Lifespan: Up to 23 years
Weight: Up to 1kg
Height: Up to 29cm
Speed: Up to 30km/h
Reproduction: Live birth
Flying foxes (commonly referred to as bats or fruit bats) are intelligent, social mammals. They roost together in large numbers at a ‘camp’ during the day and feed individually or in small groups at night. Flying-foxes are crucial to keeping native forests healthy. They play an important role in dispersing seeds and pollinating flowering plants. It is estimated that a single flying fox can dispense up to 60,000 seeds in one night. Through this role, they provide habitat and food for other flora and fauna species and add value for other forest uses such as hardwood timber, honey and native plant industries.
Female flying foxes give birth to one live young per year.

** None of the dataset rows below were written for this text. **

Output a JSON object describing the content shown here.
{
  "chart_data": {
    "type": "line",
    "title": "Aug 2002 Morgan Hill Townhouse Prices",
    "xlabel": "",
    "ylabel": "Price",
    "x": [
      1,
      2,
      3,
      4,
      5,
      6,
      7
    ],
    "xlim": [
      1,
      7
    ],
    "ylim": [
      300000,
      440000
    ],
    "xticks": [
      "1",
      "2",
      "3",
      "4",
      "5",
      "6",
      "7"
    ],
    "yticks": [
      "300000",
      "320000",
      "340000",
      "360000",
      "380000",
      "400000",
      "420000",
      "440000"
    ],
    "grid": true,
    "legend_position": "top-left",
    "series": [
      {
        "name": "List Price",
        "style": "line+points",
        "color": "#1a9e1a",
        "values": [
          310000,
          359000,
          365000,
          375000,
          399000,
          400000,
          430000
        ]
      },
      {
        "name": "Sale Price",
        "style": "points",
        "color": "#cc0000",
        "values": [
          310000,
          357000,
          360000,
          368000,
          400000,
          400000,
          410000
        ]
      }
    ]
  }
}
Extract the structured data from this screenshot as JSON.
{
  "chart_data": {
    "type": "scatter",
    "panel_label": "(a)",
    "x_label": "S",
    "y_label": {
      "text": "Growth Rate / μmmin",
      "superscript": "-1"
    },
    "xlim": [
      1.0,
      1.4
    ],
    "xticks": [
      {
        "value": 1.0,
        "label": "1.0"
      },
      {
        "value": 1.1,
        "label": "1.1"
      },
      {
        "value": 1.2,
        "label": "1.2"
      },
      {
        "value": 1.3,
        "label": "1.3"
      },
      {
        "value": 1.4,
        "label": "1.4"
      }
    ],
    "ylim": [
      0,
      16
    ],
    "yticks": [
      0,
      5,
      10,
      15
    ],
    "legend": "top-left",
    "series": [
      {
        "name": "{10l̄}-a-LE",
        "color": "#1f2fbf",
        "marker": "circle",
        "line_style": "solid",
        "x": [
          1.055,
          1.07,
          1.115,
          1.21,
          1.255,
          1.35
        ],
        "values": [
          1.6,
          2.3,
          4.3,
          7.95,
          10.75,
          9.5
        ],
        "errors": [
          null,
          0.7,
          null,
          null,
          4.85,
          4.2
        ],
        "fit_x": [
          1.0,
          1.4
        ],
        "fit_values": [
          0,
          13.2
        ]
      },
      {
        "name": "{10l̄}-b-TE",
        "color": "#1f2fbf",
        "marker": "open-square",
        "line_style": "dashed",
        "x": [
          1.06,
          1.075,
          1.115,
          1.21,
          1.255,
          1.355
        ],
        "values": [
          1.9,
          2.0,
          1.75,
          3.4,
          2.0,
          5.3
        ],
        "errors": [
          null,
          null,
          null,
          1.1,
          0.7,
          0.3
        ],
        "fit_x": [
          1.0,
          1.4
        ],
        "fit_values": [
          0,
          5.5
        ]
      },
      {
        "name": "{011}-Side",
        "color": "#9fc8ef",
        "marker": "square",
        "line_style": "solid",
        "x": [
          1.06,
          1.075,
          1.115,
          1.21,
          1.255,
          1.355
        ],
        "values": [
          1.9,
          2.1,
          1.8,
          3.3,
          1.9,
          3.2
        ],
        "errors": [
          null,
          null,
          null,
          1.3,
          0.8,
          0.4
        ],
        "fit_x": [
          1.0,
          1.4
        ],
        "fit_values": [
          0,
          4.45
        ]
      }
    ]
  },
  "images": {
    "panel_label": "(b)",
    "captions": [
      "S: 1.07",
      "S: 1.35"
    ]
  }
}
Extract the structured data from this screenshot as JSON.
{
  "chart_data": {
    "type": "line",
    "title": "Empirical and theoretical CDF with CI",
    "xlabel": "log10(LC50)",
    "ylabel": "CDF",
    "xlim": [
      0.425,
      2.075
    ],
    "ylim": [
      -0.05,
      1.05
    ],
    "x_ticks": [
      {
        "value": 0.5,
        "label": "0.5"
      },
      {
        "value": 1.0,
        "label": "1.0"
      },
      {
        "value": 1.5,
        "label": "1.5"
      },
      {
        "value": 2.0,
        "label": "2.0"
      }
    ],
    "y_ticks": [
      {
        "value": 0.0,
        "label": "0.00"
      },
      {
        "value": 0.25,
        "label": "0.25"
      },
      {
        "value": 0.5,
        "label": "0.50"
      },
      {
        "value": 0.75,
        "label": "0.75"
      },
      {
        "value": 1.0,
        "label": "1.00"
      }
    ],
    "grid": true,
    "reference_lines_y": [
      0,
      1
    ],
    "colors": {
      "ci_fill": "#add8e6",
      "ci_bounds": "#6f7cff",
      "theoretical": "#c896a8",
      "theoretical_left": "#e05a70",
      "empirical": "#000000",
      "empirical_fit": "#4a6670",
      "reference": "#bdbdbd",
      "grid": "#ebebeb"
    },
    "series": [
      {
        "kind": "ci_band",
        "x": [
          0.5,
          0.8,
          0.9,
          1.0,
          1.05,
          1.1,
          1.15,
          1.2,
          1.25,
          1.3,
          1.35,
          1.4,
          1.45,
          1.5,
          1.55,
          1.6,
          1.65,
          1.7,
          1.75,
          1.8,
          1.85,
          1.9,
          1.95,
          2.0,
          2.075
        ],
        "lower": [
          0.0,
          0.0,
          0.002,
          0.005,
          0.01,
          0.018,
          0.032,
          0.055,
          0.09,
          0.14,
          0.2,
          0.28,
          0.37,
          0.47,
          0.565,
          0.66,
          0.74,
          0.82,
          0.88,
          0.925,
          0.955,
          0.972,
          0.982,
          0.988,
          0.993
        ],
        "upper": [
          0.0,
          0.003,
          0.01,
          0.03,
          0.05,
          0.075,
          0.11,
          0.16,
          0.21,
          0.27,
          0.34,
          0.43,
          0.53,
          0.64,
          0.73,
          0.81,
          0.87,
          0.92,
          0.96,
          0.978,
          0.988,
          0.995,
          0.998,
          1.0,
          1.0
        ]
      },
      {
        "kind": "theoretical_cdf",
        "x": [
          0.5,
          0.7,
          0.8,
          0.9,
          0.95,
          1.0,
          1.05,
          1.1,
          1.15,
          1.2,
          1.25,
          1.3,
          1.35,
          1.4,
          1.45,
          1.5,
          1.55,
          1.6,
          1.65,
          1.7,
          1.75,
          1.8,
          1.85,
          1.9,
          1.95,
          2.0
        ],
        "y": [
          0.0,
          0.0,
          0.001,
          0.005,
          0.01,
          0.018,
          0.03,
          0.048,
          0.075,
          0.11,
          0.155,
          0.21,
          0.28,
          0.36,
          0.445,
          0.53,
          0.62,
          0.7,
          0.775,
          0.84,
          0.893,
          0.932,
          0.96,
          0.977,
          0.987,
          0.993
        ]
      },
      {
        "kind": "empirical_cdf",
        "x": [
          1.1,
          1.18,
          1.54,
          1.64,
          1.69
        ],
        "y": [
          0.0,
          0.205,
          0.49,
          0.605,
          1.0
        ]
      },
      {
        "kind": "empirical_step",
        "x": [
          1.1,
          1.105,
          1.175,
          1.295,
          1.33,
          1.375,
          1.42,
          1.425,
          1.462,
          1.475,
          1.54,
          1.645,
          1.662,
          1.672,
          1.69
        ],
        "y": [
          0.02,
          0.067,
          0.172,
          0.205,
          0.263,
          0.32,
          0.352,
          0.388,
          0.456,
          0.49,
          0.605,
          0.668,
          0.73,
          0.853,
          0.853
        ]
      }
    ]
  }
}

The baby clings to the mother’s belly for the first three weeks until it becomes too heavy to carry. At three weeks old, the baby is left at a ‘creche’ in the centre of the camp at night while its mother flies out to feed. Mothers return just before dawn and can recognise their young by their smell.
Grey-headed flying foxes are generally found within 200 kilometres of the eastern coast of Australia, from Rockhampton in Queensland to Adelaide in South Australia. In times of natural resource shortages, they may be found in unusual locations.